Saúde ambiental

Desastres naturais abalam a saúde mental e agravam doenças cardíacas

Sentimento de perda e impotência podem gerar estresse climático e prejudicar a saúde

Entre 2013 e 2022, 93% dos municípios brasileiros sofreram com tempestades, inundações, enxurradas ou alagamentos, segundo dados da Confederação Nacional de Municípios (CNM).

O aumento dessas ocorrências pode desencadear o Transtorno de Estresse Agudo (TEA), uma condição de saúde mental que pode elevar em até três vezes o risco de eventos cardiovasculares, como um Acidente Vascular Cerebral (AVC), alerta a médica cardiologista Michelle Albert, professora da Universidade da Califórnia de São Francisco, envolvida em pesquisas de ponta sobre como doenças socialmente determinadas impactam a saúde do coração.

Em entrevista ao Correio, Michelle Albert afirmou que existe uma forte relação entre os desastres naturais e doenças do coração.

"Não é só sobre o desastre, mas sim o estresse da perda e o sentimento de não ter o que fazer. Pacientes que já têm problemas cardiovasculares e que em algum ponto da vida poderiam ter AVC's ou derrames ficam suscetíveis a uma ocorrência mais precoce", alerta a médica, que presidiu a Associação Americana do Coração até 2022.

O estresse climático sobrecarrega o sistema nervoso e cardiovascular a partir da liberação de hormônios como a adrenalina, que aumentam a frequência cardíaca. Outro impacto é a chamada sobrecarga alostática, um desgaste do corpo diante de estresse contínuo que diminui a cooperação entre os sistemas do corpo e pode causar danos em vários órgãos, degeneração de tecidos, hipertensão e transtornos psíquicos. "O risco cardiovascular e de aumento do estresse climático é maior em populações socialmente vulneráveis e tende a ter impactos mais significativos. Visto que eles experimentam mais desafios e dificuldades diante das desvantagens sociais", disse a cardiologista.

Albert afirma que é necessário um olhar especial para as populações periféricas, com a criação de políticas efetivas. "Não existe uma estratégia ideal, mas acredito que investindo em educação igualitária podemos melhorar as condições de vida dessas populações para que não fiquem tão suscetíveis ao estresse climático" diz.

Eventos climáticos geram insegurança profunda e medo de futuro assustador 

Pioneiro na introdução da Ecopsicologia no Brasil, o psicólogo Marco Aurélio Bilibio diz que o estresse produzido pelo cenário climático se caracteriza como um transtorno de ansiedade induzido por fantasias de desastres ambientais ou uma incerteza profunda em relação ao futuro. Esse quadro gera muita insegurança e, em geral, está associado ao medo profundo de uma disrupção, explica Bilibio.
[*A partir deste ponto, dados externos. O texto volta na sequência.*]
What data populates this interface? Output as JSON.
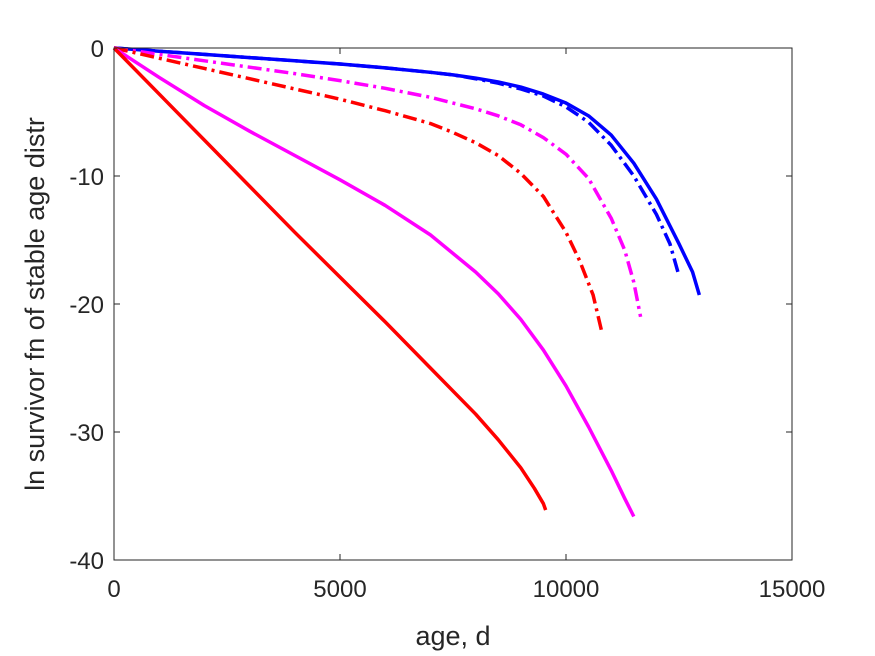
{
  "chart_data": {
    "type": "line",
    "title": "",
    "xlabel": "age, d",
    "ylabel": "ln survivor fn of stable age distr",
    "xlim": [
      0,
      15000
    ],
    "ylim": [
      -40,
      0
    ],
    "xticks": [
      0,
      5000,
      10000,
      15000
    ],
    "yticks": [
      0,
      -10,
      -20,
      -30,
      -40
    ],
    "xtick_labels": [
      "0",
      "5000",
      "10000",
      "15000"
    ],
    "ytick_labels": [
      "0",
      "-10",
      "-20",
      "-30",
      "-40"
    ],
    "grid": false,
    "legend": "none",
    "series": [
      {
        "color": "#0000ff",
        "style": "solid",
        "x": [
          0,
          1000,
          2000,
          3000,
          4000,
          5000,
          6000,
          7000,
          7500,
          8000,
          8500,
          9000,
          9500,
          10000,
          10500,
          11000,
          11500,
          12000,
          12500,
          12800,
          12950
        ],
        "y": [
          0,
          -0.25,
          -0.5,
          -0.75,
          -1.0,
          -1.25,
          -1.55,
          -1.9,
          -2.1,
          -2.35,
          -2.65,
          -3.05,
          -3.6,
          -4.3,
          -5.3,
          -6.8,
          -9.0,
          -11.8,
          -15.3,
          -17.5,
          -19.3
        ]
      },
      {
        "color": "#0000ff",
        "style": "dashdot",
        "x": [
          0,
          1000,
          2000,
          3000,
          4000,
          5000,
          6000,
          7000,
          7500,
          8000,
          8500,
          9000,
          9500,
          10000,
          10500,
          11000,
          11500,
          12000,
          12300,
          12500
        ],
        "y": [
          0,
          -0.25,
          -0.5,
          -0.75,
          -1.0,
          -1.25,
          -1.55,
          -1.9,
          -2.1,
          -2.4,
          -2.75,
          -3.2,
          -3.75,
          -4.6,
          -5.8,
          -7.6,
          -10.0,
          -13.0,
          -15.3,
          -17.8
        ]
      },
      {
        "color": "#ff00ff",
        "style": "dashdot",
        "x": [
          0,
          1000,
          2000,
          3000,
          4000,
          5000,
          6000,
          7000,
          8000,
          8500,
          9000,
          9500,
          10000,
          10500,
          11000,
          11300,
          11500,
          11650
        ],
        "y": [
          0,
          -0.5,
          -1.0,
          -1.5,
          -2.0,
          -2.55,
          -3.15,
          -3.85,
          -4.75,
          -5.3,
          -6.0,
          -7.0,
          -8.3,
          -10.2,
          -13.3,
          -15.8,
          -18.3,
          -21.0
        ]
      },
      {
        "color": "#ff0000",
        "style": "dashdot",
        "x": [
          0,
          1000,
          2000,
          3000,
          4000,
          5000,
          6000,
          7000,
          7500,
          8000,
          8500,
          9000,
          9500,
          10000,
          10300,
          10600,
          10800
        ],
        "y": [
          0,
          -0.8,
          -1.6,
          -2.4,
          -3.2,
          -4.0,
          -4.9,
          -5.9,
          -6.6,
          -7.4,
          -8.4,
          -9.8,
          -11.6,
          -14.4,
          -16.6,
          -19.3,
          -22.3
        ]
      },
      {
        "color": "#ff00ff",
        "style": "solid",
        "x": [
          0,
          1000,
          2000,
          3000,
          4000,
          5000,
          6000,
          7000,
          8000,
          8500,
          9000,
          9500,
          10000,
          10500,
          11000,
          11300,
          11500
        ],
        "y": [
          0,
          -2.3,
          -4.5,
          -6.5,
          -8.4,
          -10.3,
          -12.3,
          -14.6,
          -17.5,
          -19.2,
          -21.2,
          -23.6,
          -26.4,
          -29.6,
          -33.0,
          -35.2,
          -36.6
        ]
      },
      {
        "color": "#ff0000",
        "style": "solid",
        "x": [
          0,
          1000,
          2000,
          3000,
          4000,
          5000,
          6000,
          7000,
          8000,
          8500,
          9000,
          9300,
          9500,
          9550
        ],
        "y": [
          0,
          -3.6,
          -7.2,
          -10.8,
          -14.4,
          -17.9,
          -21.4,
          -25.0,
          -28.6,
          -30.6,
          -32.8,
          -34.4,
          -35.6,
          -36.1
        ]
      }
    ]
  }
}
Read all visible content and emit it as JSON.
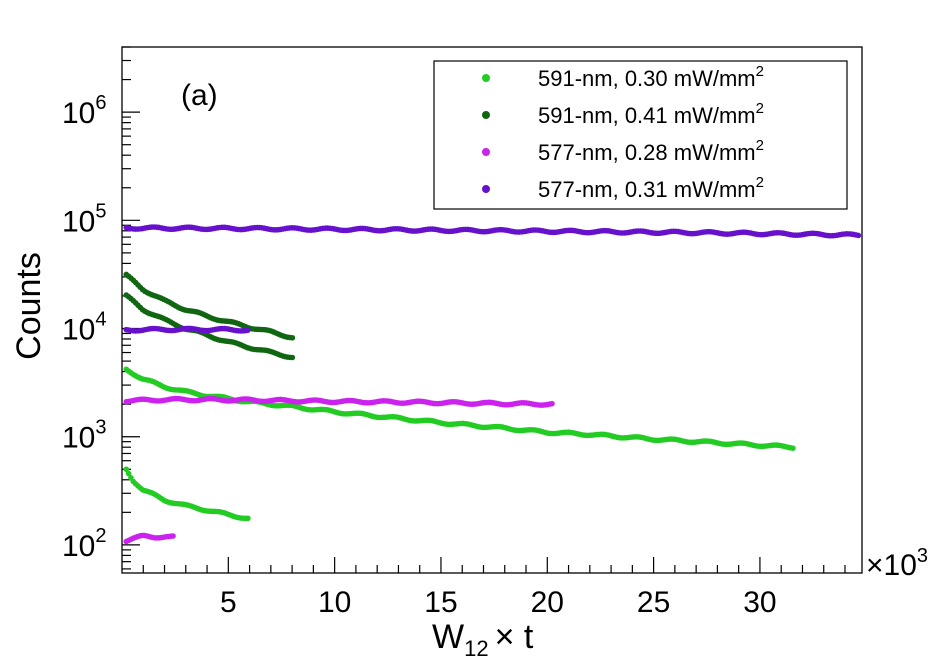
{
  "chart_data": {
    "type": "scatter",
    "panel_label": "(a)",
    "xlabel_main": "W",
    "xlabel_sub": "12",
    "xlabel_tail": "× t",
    "ylabel": "Counts",
    "x_multiplier_label": "×10",
    "x_multiplier_exp": "3",
    "xlim": [
      0,
      34.8
    ],
    "ylim": [
      55,
      4000000
    ],
    "y_scale": "log",
    "grid": false,
    "legend_position": "top-right",
    "x_ticks": [
      5,
      10,
      15,
      20,
      25,
      30
    ],
    "y_ticks": [
      {
        "value": 100,
        "base": "10",
        "exp": "2"
      },
      {
        "value": 1000,
        "base": "10",
        "exp": "3"
      },
      {
        "value": 10000,
        "base": "10",
        "exp": "4"
      },
      {
        "value": 100000,
        "base": "10",
        "exp": "5"
      },
      {
        "value": 1000000,
        "base": "10",
        "exp": "6"
      }
    ],
    "series": [
      {
        "name": "591-nm, 0.30 mW/mm",
        "name_sup": "2",
        "color": "#22cc22",
        "x_max": 31.6,
        "segments": [
          {
            "x": [
              0.2,
              0.5,
              1,
              1.5,
              2,
              3,
              4,
              5,
              6
            ],
            "y": [
              500,
              400,
              320,
              290,
              260,
              230,
              210,
              190,
              175
            ]
          },
          {
            "x": [
              0.2,
              1,
              2,
              3,
              4,
              5,
              6,
              8,
              10,
              12,
              15,
              18,
              20,
              22,
              25,
              28,
              31.6
            ],
            "y": [
              4200,
              3400,
              2900,
              2600,
              2400,
              2250,
              2100,
              1900,
              1700,
              1550,
              1350,
              1200,
              1100,
              1050,
              950,
              880,
              800
            ]
          }
        ]
      },
      {
        "name": "591-nm, 0.41 mW/mm",
        "name_sup": "2",
        "color": "#116611",
        "x_max": 8.1,
        "segments": [
          {
            "x": [
              0.2,
              1,
              2,
              3,
              4,
              5,
              6,
              7,
              8.1
            ],
            "y": [
              31000,
              23000,
              18000,
              15000,
              13000,
              11500,
              10300,
              9300,
              8200
            ]
          },
          {
            "x": [
              0.2,
              1,
              2,
              3,
              4,
              5,
              6,
              7,
              8.1
            ],
            "y": [
              20000,
              15000,
              12000,
              10000,
              8700,
              7500,
              6700,
              6000,
              5400
            ]
          }
        ]
      },
      {
        "name": "577-nm, 0.28 mW/mm",
        "name_sup": "2",
        "color": "#cc22ee",
        "x_max": 20.3,
        "segments": [
          {
            "x": [
              0.2,
              0.5,
              1,
              1.5,
              2,
              2.5
            ],
            "y": [
              110,
              115,
              120,
              118,
              120,
              118
            ]
          },
          {
            "x": [
              0.2,
              2,
              4,
              6,
              8,
              10,
              12,
              14,
              16,
              18,
              20.3
            ],
            "y": [
              2150,
              2200,
              2200,
              2180,
              2150,
              2120,
              2100,
              2080,
              2050,
              2020,
              2000
            ]
          }
        ]
      },
      {
        "name": "577-nm, 0.31 mW/mm",
        "name_sup": "2",
        "color": "#6611cc",
        "x_max": 34.7,
        "segments": [
          {
            "x": [
              0.2,
              2,
              4,
              6
            ],
            "y": [
              9700,
              9800,
              9800,
              9700
            ]
          },
          {
            "x": [
              0.2,
              3,
              6,
              9,
              12,
              15,
              18,
              21,
              24,
              27,
              30,
              34.7
            ],
            "y": [
              85000,
              84500,
              84000,
              83000,
              82000,
              81000,
              80000,
              79000,
              78000,
              77000,
              75500,
              73000
            ]
          }
        ]
      }
    ]
  }
}
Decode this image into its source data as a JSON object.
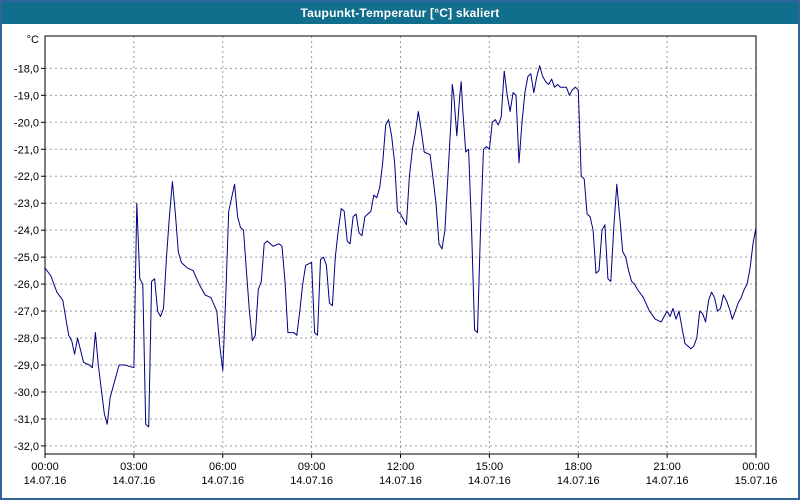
{
  "window": {
    "title": "Taupunkt-Temperatur [°C] skaliert"
  },
  "colors": {
    "title_bar_bg": "#116e8c",
    "title_text": "#ffffff",
    "frame_border": "#31639c",
    "plot_bg": "#ffffff",
    "plot_border": "#000000",
    "grid": "#9a9a9a",
    "line": "#000080",
    "tick_text": "#000000"
  },
  "chart_data": {
    "type": "line",
    "title": "Taupunkt-Temperatur [°C] skaliert",
    "y_unit": "°C",
    "xlabel": "",
    "ylabel": "Taupunkt-Temperatur [°C]",
    "grid": true,
    "legend": "none",
    "xlim": [
      0,
      24
    ],
    "ylim": [
      -32.3,
      -16.8
    ],
    "y_ticks": [
      {
        "value": -18,
        "label": "-18,0"
      },
      {
        "value": -19,
        "label": "-19,0"
      },
      {
        "value": -20,
        "label": "-20,0"
      },
      {
        "value": -21,
        "label": "-21,0"
      },
      {
        "value": -22,
        "label": "-22,0"
      },
      {
        "value": -23,
        "label": "-23,0"
      },
      {
        "value": -24,
        "label": "-24,0"
      },
      {
        "value": -25,
        "label": "-25,0"
      },
      {
        "value": -26,
        "label": "-26,0"
      },
      {
        "value": -27,
        "label": "-27,0"
      },
      {
        "value": -28,
        "label": "-28,0"
      },
      {
        "value": -29,
        "label": "-29,0"
      },
      {
        "value": -30,
        "label": "-30,0"
      },
      {
        "value": -31,
        "label": "-31,0"
      },
      {
        "value": -32,
        "label": "-32,0"
      }
    ],
    "x_ticks": [
      {
        "hour": 0,
        "time": "00:00",
        "date": "14.07.16"
      },
      {
        "hour": 3,
        "time": "03:00",
        "date": "14.07.16"
      },
      {
        "hour": 6,
        "time": "06:00",
        "date": "14.07.16"
      },
      {
        "hour": 9,
        "time": "09:00",
        "date": "14.07.16"
      },
      {
        "hour": 12,
        "time": "12:00",
        "date": "14.07.16"
      },
      {
        "hour": 15,
        "time": "15:00",
        "date": "14.07.16"
      },
      {
        "hour": 18,
        "time": "18:00",
        "date": "14.07.16"
      },
      {
        "hour": 21,
        "time": "21:00",
        "date": "14.07.16"
      },
      {
        "hour": 24,
        "time": "00:00",
        "date": "15.07.16"
      }
    ],
    "series": [
      {
        "name": "Taupunkt-Temperatur",
        "color": "#000080",
        "points": [
          [
            0,
            -25.4
          ],
          [
            0.2,
            -25.7
          ],
          [
            0.4,
            -26.3
          ],
          [
            0.6,
            -26.6
          ],
          [
            0.8,
            -27.9
          ],
          [
            0.9,
            -28.1
          ],
          [
            1,
            -28.6
          ],
          [
            1.1,
            -28.0
          ],
          [
            1.3,
            -28.9
          ],
          [
            1.5,
            -29.0
          ],
          [
            1.6,
            -29.1
          ],
          [
            1.7,
            -27.8
          ],
          [
            1.8,
            -29.0
          ],
          [
            2,
            -30.8
          ],
          [
            2.1,
            -31.2
          ],
          [
            2.2,
            -30.2
          ],
          [
            2.4,
            -29.4
          ],
          [
            2.5,
            -29.0
          ],
          [
            2.7,
            -29.0
          ],
          [
            3,
            -29.1
          ],
          [
            3.1,
            -23.0
          ],
          [
            3.2,
            -25.8
          ],
          [
            3.3,
            -26.0
          ],
          [
            3.4,
            -31.2
          ],
          [
            3.5,
            -31.3
          ],
          [
            3.6,
            -25.9
          ],
          [
            3.7,
            -25.8
          ],
          [
            3.8,
            -27.0
          ],
          [
            3.9,
            -27.2
          ],
          [
            4,
            -26.9
          ],
          [
            4.1,
            -25.0
          ],
          [
            4.2,
            -23.5
          ],
          [
            4.3,
            -22.2
          ],
          [
            4.4,
            -23.4
          ],
          [
            4.5,
            -24.8
          ],
          [
            4.6,
            -25.2
          ],
          [
            4.8,
            -25.4
          ],
          [
            5,
            -25.5
          ],
          [
            5.2,
            -26.0
          ],
          [
            5.4,
            -26.4
          ],
          [
            5.6,
            -26.5
          ],
          [
            5.8,
            -27.0
          ],
          [
            5.9,
            -28.3
          ],
          [
            6,
            -29.2
          ],
          [
            6.1,
            -26.5
          ],
          [
            6.2,
            -23.3
          ],
          [
            6.3,
            -22.8
          ],
          [
            6.4,
            -22.3
          ],
          [
            6.5,
            -23.5
          ],
          [
            6.6,
            -23.9
          ],
          [
            6.7,
            -24.0
          ],
          [
            6.8,
            -25.5
          ],
          [
            6.9,
            -27.0
          ],
          [
            7,
            -28.1
          ],
          [
            7.1,
            -27.9
          ],
          [
            7.2,
            -26.2
          ],
          [
            7.3,
            -25.9
          ],
          [
            7.4,
            -24.5
          ],
          [
            7.5,
            -24.4
          ],
          [
            7.7,
            -24.6
          ],
          [
            7.9,
            -24.5
          ],
          [
            8,
            -24.6
          ],
          [
            8.1,
            -25.9
          ],
          [
            8.2,
            -27.8
          ],
          [
            8.4,
            -27.8
          ],
          [
            8.5,
            -27.9
          ],
          [
            8.6,
            -27.0
          ],
          [
            8.7,
            -26.0
          ],
          [
            8.8,
            -25.3
          ],
          [
            9,
            -25.2
          ],
          [
            9.1,
            -27.8
          ],
          [
            9.2,
            -27.9
          ],
          [
            9.3,
            -25.1
          ],
          [
            9.4,
            -25.0
          ],
          [
            9.5,
            -25.3
          ],
          [
            9.6,
            -26.7
          ],
          [
            9.7,
            -26.8
          ],
          [
            9.8,
            -25.0
          ],
          [
            9.9,
            -24.0
          ],
          [
            10,
            -23.2
          ],
          [
            10.1,
            -23.3
          ],
          [
            10.2,
            -24.4
          ],
          [
            10.3,
            -24.5
          ],
          [
            10.4,
            -23.5
          ],
          [
            10.5,
            -23.4
          ],
          [
            10.6,
            -24.1
          ],
          [
            10.7,
            -24.2
          ],
          [
            10.8,
            -23.5
          ],
          [
            10.9,
            -23.4
          ],
          [
            11,
            -23.3
          ],
          [
            11.1,
            -22.7
          ],
          [
            11.2,
            -22.8
          ],
          [
            11.3,
            -22.4
          ],
          [
            11.4,
            -21.5
          ],
          [
            11.5,
            -20.1
          ],
          [
            11.6,
            -19.9
          ],
          [
            11.7,
            -20.5
          ],
          [
            11.8,
            -21.5
          ],
          [
            11.9,
            -23.3
          ],
          [
            12,
            -23.4
          ],
          [
            12.1,
            -23.6
          ],
          [
            12.2,
            -23.8
          ],
          [
            12.3,
            -22.0
          ],
          [
            12.4,
            -21.0
          ],
          [
            12.5,
            -20.4
          ],
          [
            12.6,
            -19.6
          ],
          [
            12.7,
            -20.3
          ],
          [
            12.8,
            -21.1
          ],
          [
            13,
            -21.2
          ],
          [
            13.1,
            -22.1
          ],
          [
            13.2,
            -23.0
          ],
          [
            13.3,
            -24.5
          ],
          [
            13.4,
            -24.7
          ],
          [
            13.5,
            -24.0
          ],
          [
            13.6,
            -22.0
          ],
          [
            13.7,
            -20.0
          ],
          [
            13.75,
            -18.6
          ],
          [
            13.8,
            -19.0
          ],
          [
            13.9,
            -20.5
          ],
          [
            14,
            -19.0
          ],
          [
            14.05,
            -18.5
          ],
          [
            14.1,
            -19.5
          ],
          [
            14.2,
            -21.1
          ],
          [
            14.3,
            -21.0
          ],
          [
            14.4,
            -24.0
          ],
          [
            14.5,
            -27.7
          ],
          [
            14.6,
            -27.8
          ],
          [
            14.7,
            -24.0
          ],
          [
            14.8,
            -21.0
          ],
          [
            14.9,
            -20.9
          ],
          [
            15,
            -21.0
          ],
          [
            15.1,
            -20.0
          ],
          [
            15.2,
            -19.9
          ],
          [
            15.3,
            -20.1
          ],
          [
            15.4,
            -19.8
          ],
          [
            15.5,
            -18.1
          ],
          [
            15.6,
            -19.0
          ],
          [
            15.7,
            -19.6
          ],
          [
            15.8,
            -18.9
          ],
          [
            15.9,
            -19.0
          ],
          [
            16,
            -21.5
          ],
          [
            16.1,
            -20.0
          ],
          [
            16.2,
            -18.9
          ],
          [
            16.3,
            -18.3
          ],
          [
            16.4,
            -18.2
          ],
          [
            16.5,
            -18.9
          ],
          [
            16.6,
            -18.3
          ],
          [
            16.7,
            -17.9
          ],
          [
            16.8,
            -18.3
          ],
          [
            16.9,
            -18.5
          ],
          [
            17,
            -18.6
          ],
          [
            17.1,
            -18.4
          ],
          [
            17.2,
            -18.7
          ],
          [
            17.3,
            -18.6
          ],
          [
            17.4,
            -18.7
          ],
          [
            17.6,
            -18.7
          ],
          [
            17.7,
            -19.0
          ],
          [
            17.8,
            -18.8
          ],
          [
            17.9,
            -18.7
          ],
          [
            18,
            -18.8
          ],
          [
            18.1,
            -22.0
          ],
          [
            18.2,
            -22.1
          ],
          [
            18.3,
            -23.4
          ],
          [
            18.4,
            -23.5
          ],
          [
            18.5,
            -24.0
          ],
          [
            18.6,
            -25.6
          ],
          [
            18.7,
            -25.5
          ],
          [
            18.8,
            -24.0
          ],
          [
            18.9,
            -23.8
          ],
          [
            19,
            -25.8
          ],
          [
            19.1,
            -25.9
          ],
          [
            19.2,
            -23.9
          ],
          [
            19.3,
            -22.3
          ],
          [
            19.4,
            -23.5
          ],
          [
            19.5,
            -24.8
          ],
          [
            19.6,
            -25.0
          ],
          [
            19.7,
            -25.5
          ],
          [
            19.8,
            -25.9
          ],
          [
            19.9,
            -26.0
          ],
          [
            20,
            -26.2
          ],
          [
            20.2,
            -26.5
          ],
          [
            20.4,
            -27.0
          ],
          [
            20.6,
            -27.3
          ],
          [
            20.8,
            -27.4
          ],
          [
            21,
            -27.0
          ],
          [
            21.1,
            -27.2
          ],
          [
            21.2,
            -26.9
          ],
          [
            21.3,
            -27.3
          ],
          [
            21.4,
            -27.0
          ],
          [
            21.5,
            -27.6
          ],
          [
            21.6,
            -28.2
          ],
          [
            21.8,
            -28.4
          ],
          [
            21.9,
            -28.3
          ],
          [
            22,
            -28.0
          ],
          [
            22.1,
            -27.0
          ],
          [
            22.2,
            -27.1
          ],
          [
            22.3,
            -27.4
          ],
          [
            22.4,
            -26.6
          ],
          [
            22.5,
            -26.3
          ],
          [
            22.6,
            -26.5
          ],
          [
            22.7,
            -27.0
          ],
          [
            22.8,
            -26.9
          ],
          [
            22.9,
            -26.4
          ],
          [
            23,
            -26.6
          ],
          [
            23.1,
            -26.9
          ],
          [
            23.2,
            -27.3
          ],
          [
            23.3,
            -27.0
          ],
          [
            23.4,
            -26.7
          ],
          [
            23.5,
            -26.5
          ],
          [
            23.6,
            -26.2
          ],
          [
            23.7,
            -26.0
          ],
          [
            23.8,
            -25.4
          ],
          [
            23.9,
            -24.5
          ],
          [
            24,
            -23.9
          ]
        ]
      }
    ]
  }
}
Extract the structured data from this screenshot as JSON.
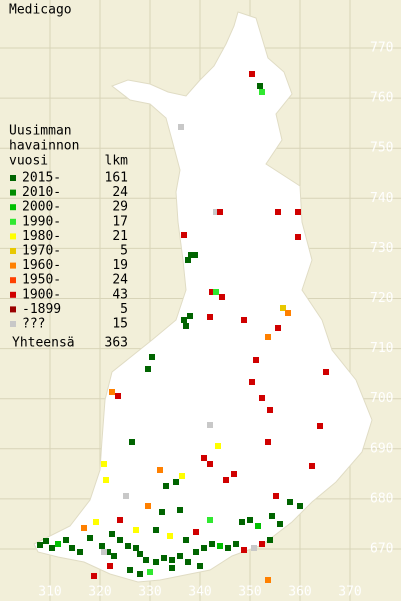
{
  "title": "Medicago",
  "legend": {
    "heading": [
      "Uusimman",
      "havainnon",
      "vuosi"
    ],
    "count_heading": "lkm",
    "rows": [
      {
        "label": "2015-",
        "count": 161,
        "color": "#006400"
      },
      {
        "label": "2010-",
        "count": 24,
        "color": "#008c00"
      },
      {
        "label": "2000-",
        "count": 29,
        "color": "#00c000"
      },
      {
        "label": "1990-",
        "count": 17,
        "color": "#30e830"
      },
      {
        "label": "1980-",
        "count": 21,
        "color": "#ffff00"
      },
      {
        "label": "1970-",
        "count": 5,
        "color": "#e8c800"
      },
      {
        "label": "1960-",
        "count": 19,
        "color": "#ff8000"
      },
      {
        "label": "1950-",
        "count": 24,
        "color": "#ff4000"
      },
      {
        "label": "1900-",
        "count": 43,
        "color": "#d00000"
      },
      {
        "label": "-1899",
        "count": 5,
        "color": "#9a0000"
      },
      {
        "label": "???",
        "count": 15,
        "color": "#c8c8c8"
      }
    ],
    "total": {
      "label": "Yhteensä",
      "count": 363
    }
  },
  "axes": {
    "y_labels": [
      "770",
      "760",
      "750",
      "740",
      "730",
      "720",
      "710",
      "700",
      "690",
      "680",
      "670"
    ],
    "x_labels": [
      "310",
      "320",
      "330",
      "340",
      "350",
      "360",
      "370"
    ]
  }
}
Pesquisa realizada em 2021 pela Kantar com 10 mil crianças e jovens entre 16 e 25 anos em dez países - Brasil, Austrália, Finlândia, França, Índia, Nigéria, Filipinas, Portugal, Reino Unido e Estados Unidos - sobre o cenário climático e a resposta das autoridades revelou que mais de 50% sentiam tristeza, ansiedade, raiva, impotência, desamparo e culpa. Dentre os pensamentos negativos relatados, mais de 75% responderam que esperam um futuro assustador. 

Doutor em Desenvolvimento Sustentável pela Universidade de Brasília (UnB), Bilibio diz que há uma compreensão de que as pessoas que estão expressando ecoansiedade são mais sensíveis ao risco real do
que a população em geral. A ecoansiedade, afirma o psicólogo, tem uma característica peculiar que pode diferenciá-la de outras expressões de ansiedade por estar associada a imagens que são muito coerentes com o que a comunidade científica tem alertado.

“O que a ciência hoje nos informa é que, caso não consigamos bloquear o aumento da temperatura
do planeta, essas fantasias vão se tornar realidade, como já estão se tornando”, observa. Quando ocorrem situações como deslizamentos de terra, como houve em São Sebastião, no litoral norte de São Paulo, ou ondas de calor registradas na Europa, Estados Unidos e Brasil, há elementos de realidade que atuam como gatilhos para o quadro de ansiedade, alerta o psicólogo.